In the past few years, I’ve taught nonfiction writing to undergraduates and graduate students at Harvard, Yale, Bard, Pomona, Sarah Lawrence and Columbia’s Graduate School of Journalism. Each semester I hope, and fear, that I will have nothing to teach my students because they already know how to write. And each semester I discover, again, that they don’t.
They can assemble strings of jargon and generate clots of ventriloquistic syntax. They can meta-metastasize any thematic or ideological notion they happen upon. And they get good grades for doing just that. But as for writing clearly, simply, with attention and openness to their own thoughts and emotions and the world around them — no.
That kind of writing — clear, direct, humane — and the reading on which it is based are the very root of the humanities, a set of disciplines that is ultimately an attempt to examine and comprehend the cultural, social and historical activity of our species through the medium of language.

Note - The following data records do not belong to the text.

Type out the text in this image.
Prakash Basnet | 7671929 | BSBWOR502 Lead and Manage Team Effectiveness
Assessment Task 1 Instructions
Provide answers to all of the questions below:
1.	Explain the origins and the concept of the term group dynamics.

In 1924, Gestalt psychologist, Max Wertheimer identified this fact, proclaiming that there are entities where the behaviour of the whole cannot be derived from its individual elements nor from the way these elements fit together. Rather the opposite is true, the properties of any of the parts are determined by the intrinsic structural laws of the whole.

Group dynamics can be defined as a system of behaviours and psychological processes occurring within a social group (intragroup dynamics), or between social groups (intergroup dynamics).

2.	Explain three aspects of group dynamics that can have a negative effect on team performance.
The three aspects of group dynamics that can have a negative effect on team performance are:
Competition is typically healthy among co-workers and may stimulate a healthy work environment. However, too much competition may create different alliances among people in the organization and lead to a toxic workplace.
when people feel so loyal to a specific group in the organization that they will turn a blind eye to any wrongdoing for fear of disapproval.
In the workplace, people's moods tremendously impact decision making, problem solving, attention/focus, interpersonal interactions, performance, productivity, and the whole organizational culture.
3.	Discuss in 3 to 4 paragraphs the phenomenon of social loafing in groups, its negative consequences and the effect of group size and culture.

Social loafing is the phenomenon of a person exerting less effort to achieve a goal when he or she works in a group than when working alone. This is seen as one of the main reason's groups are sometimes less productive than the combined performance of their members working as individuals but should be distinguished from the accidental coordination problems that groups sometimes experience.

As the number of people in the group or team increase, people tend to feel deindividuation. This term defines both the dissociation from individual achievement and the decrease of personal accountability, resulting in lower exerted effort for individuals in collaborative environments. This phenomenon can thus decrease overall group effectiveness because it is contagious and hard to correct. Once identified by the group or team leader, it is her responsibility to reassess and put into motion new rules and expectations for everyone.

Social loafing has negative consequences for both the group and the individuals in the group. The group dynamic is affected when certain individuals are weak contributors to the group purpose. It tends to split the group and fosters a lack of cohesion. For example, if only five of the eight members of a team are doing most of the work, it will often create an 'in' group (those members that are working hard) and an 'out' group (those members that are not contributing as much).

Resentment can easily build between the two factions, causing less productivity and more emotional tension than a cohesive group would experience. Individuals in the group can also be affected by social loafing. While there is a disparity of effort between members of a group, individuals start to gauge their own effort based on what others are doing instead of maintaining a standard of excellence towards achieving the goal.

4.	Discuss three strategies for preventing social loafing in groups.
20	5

The teaching of the humanities has fallen on hard times. So says a new report on the state of the humanities by the American Academy of Arts and Sciences, and so says the experience of nearly everyone who teaches at a college or university. Undergraduates will tell you that they’re under pressure — from their parents, from the burden of debt they incur, from society at large — to choose majors they believe will lead as directly as possible to good jobs. Too often, that means skipping the humanities.